The book does not give any real proof of the Illuminati per se, but descriptions of the organization of the Illuminati as branching off of Masonry. For this he relies on two main sources, Robin and Barruel, from whom all his information is taken. It seems an incontrovertible fact that Illuminism did exist (founded by Weishaupt in 1776), but the question that remains is whether they were, in fact, evil and, as we’ve seen, that depends on how we define evil. Payson lists, towards the end of the book, some practices of the Illuminati (like drowning priests and babies) intended to horrify the reader, but it seems like he’s reporting on Satanic cults—no actual instances of such practices may have ever occurred.

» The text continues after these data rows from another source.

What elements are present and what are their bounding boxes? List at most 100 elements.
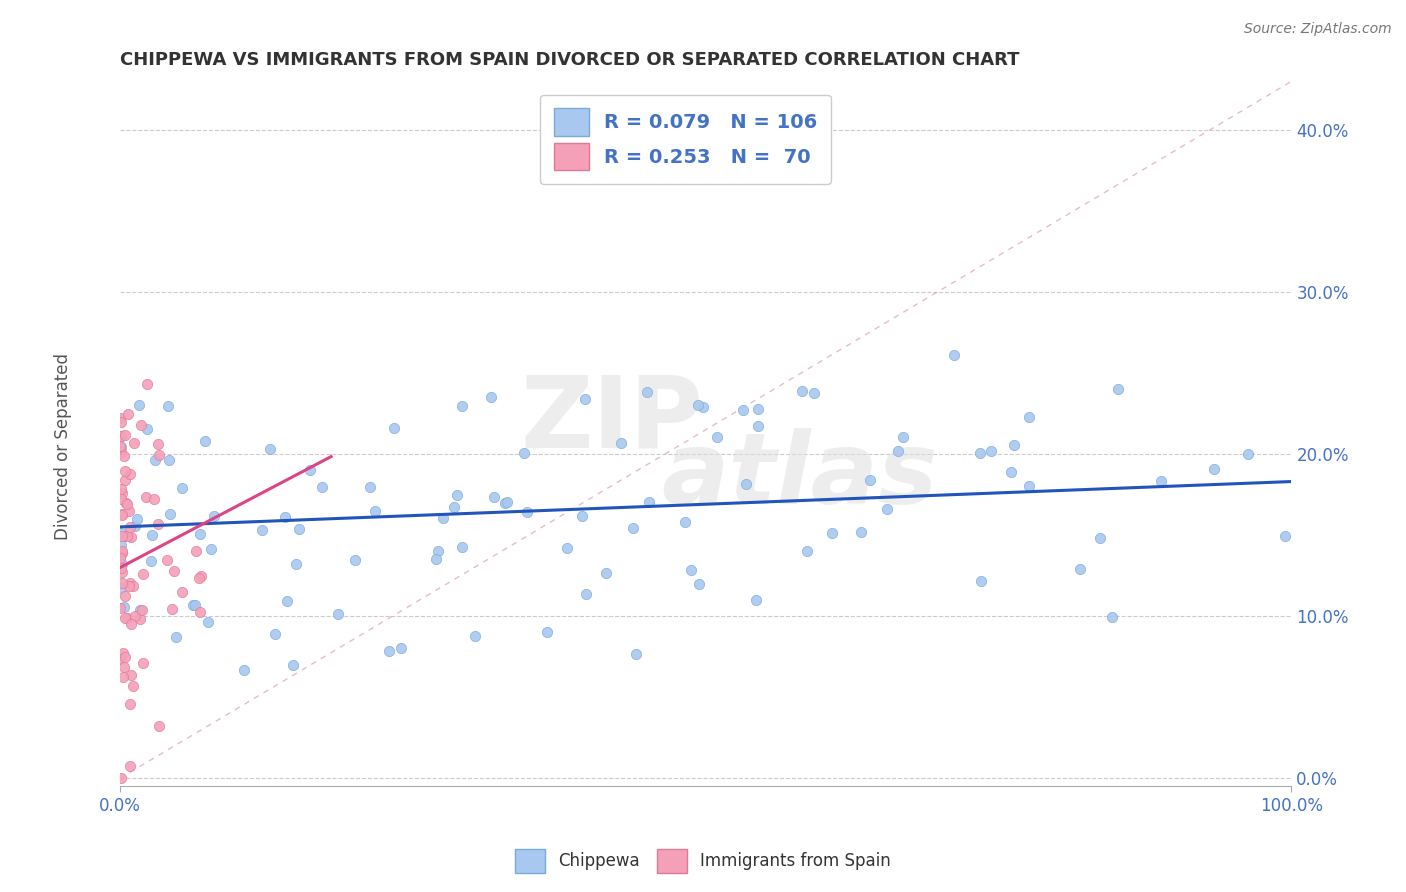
Point	[679, 563, 702, 577]
Point	[111, 566, 134, 580]
Point	[117, 579, 139, 593]
Point	[283, 657, 305, 672]
Point	[157, 452, 180, 467]
Legend: Chippewa, Immigrants from Spain: Chippewa, Immigrants from Spain	[509, 842, 897, 880]
Point	[259, 442, 281, 456]
Point	[432, 510, 454, 524]
Point	[876, 502, 898, 516]
Point	[128, 612, 150, 626]
Point	[1101, 609, 1123, 624]
Point	[571, 509, 593, 524]
Point	[970, 574, 993, 588]
Point	[160, 602, 183, 616]
Point	[384, 420, 406, 434]
Point	[115, 496, 138, 510]
Point	[637, 495, 659, 509]
Point	[555, 541, 578, 556]
Point	[143, 491, 166, 506]
Point	[115, 529, 138, 543]
Point	[311, 479, 333, 493]
Point	[1107, 382, 1129, 396]
Point	[110, 482, 132, 496]
Point	[202, 509, 225, 524]
Point	[163, 564, 186, 578]
Point	[706, 429, 728, 443]
Text: CHIPPEWA VS IMMIGRANTS FROM SPAIN DIVORCED OR SEPARATED CORRELATION CHART: CHIPPEWA VS IMMIGRANTS FROM SPAIN DIVORC…	[121, 51, 1019, 69]
Point	[969, 446, 991, 460]
Point	[494, 496, 516, 510]
Point	[803, 386, 825, 401]
Point	[111, 544, 134, 558]
Point	[136, 376, 159, 391]
Point	[118, 697, 141, 711]
Point	[849, 525, 872, 540]
Point	[110, 415, 132, 429]
Point	[122, 436, 145, 450]
Point	[111, 508, 134, 523]
Point	[110, 428, 132, 442]
Point	[595, 566, 617, 580]
Point	[194, 434, 217, 449]
Point	[110, 439, 132, 453]
Point	[110, 440, 132, 454]
Point	[111, 529, 134, 543]
Point	[121, 579, 143, 593]
Point	[111, 557, 134, 571]
Point	[731, 403, 754, 417]
Point	[111, 508, 134, 522]
Point	[263, 627, 285, 641]
Point	[170, 584, 193, 599]
Point	[446, 488, 468, 502]
Point	[1150, 474, 1173, 488]
Point	[621, 521, 644, 535]
Point	[156, 553, 179, 567]
Point	[181, 598, 204, 612]
Point	[148, 448, 170, 462]
Point	[359, 480, 381, 494]
Point	[1202, 462, 1225, 476]
Point	[451, 399, 474, 413]
Point	[481, 391, 503, 405]
Point	[821, 525, 844, 540]
Point	[495, 495, 517, 509]
Point	[692, 400, 714, 414]
Point	[859, 473, 882, 487]
Point	[425, 552, 447, 566]
Point	[117, 497, 139, 511]
Point	[159, 508, 181, 522]
Point	[114, 428, 136, 442]
Point	[364, 504, 387, 518]
Point	[110, 491, 132, 506]
Point	[120, 575, 142, 590]
Point	[131, 603, 153, 617]
Point	[110, 445, 132, 459]
Point	[184, 599, 207, 613]
Point	[141, 528, 163, 542]
Point	[157, 399, 180, 413]
Point	[250, 523, 273, 537]
Point	[172, 481, 194, 495]
Point	[187, 571, 209, 585]
Text: ZIP: ZIP	[520, 371, 703, 468]
Point	[734, 477, 756, 491]
Point	[636, 384, 658, 399]
Point	[686, 398, 709, 412]
Point	[184, 543, 207, 558]
Point	[574, 392, 596, 407]
Point	[1002, 438, 1025, 452]
Point	[197, 615, 219, 629]
Point	[516, 504, 538, 518]
Point	[110, 652, 132, 666]
Point	[131, 417, 153, 432]
Point	[128, 603, 150, 617]
Point	[125, 512, 148, 526]
Point	[1018, 410, 1040, 425]
Point	[747, 418, 769, 433]
Point	[792, 384, 814, 399]
Point	[110, 411, 132, 425]
Point	[887, 444, 910, 458]
Point	[427, 543, 450, 558]
Point	[112, 450, 135, 464]
Point	[112, 647, 135, 661]
Text: Divorced or Separated: Divorced or Separated	[55, 352, 72, 540]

Payson has some recommendations to prevent the Atheist revolution from coming about. Of course, it is of the utmost importance that anyone who is not a loyal Christian be denied employment in a pubic office (178). That would allow them to spread their evil further. Nor should clergymen attempt to convert them by making Christianity amenable to their views: they must accept Christianity as Seth Payson believes it to be. Children should be educated at home in the ways of religion and morality, as in the German universities “the chief study is the new system of philosophy, by which the mind is totally bewildered, and at length deprived of every solid principle of religion, morality or sound politics” (136, quoted from Appendix to Anti-Jacobin Review).

In short, I found this book to be less about the Illuminati than about how Seth Payson hates Atheists.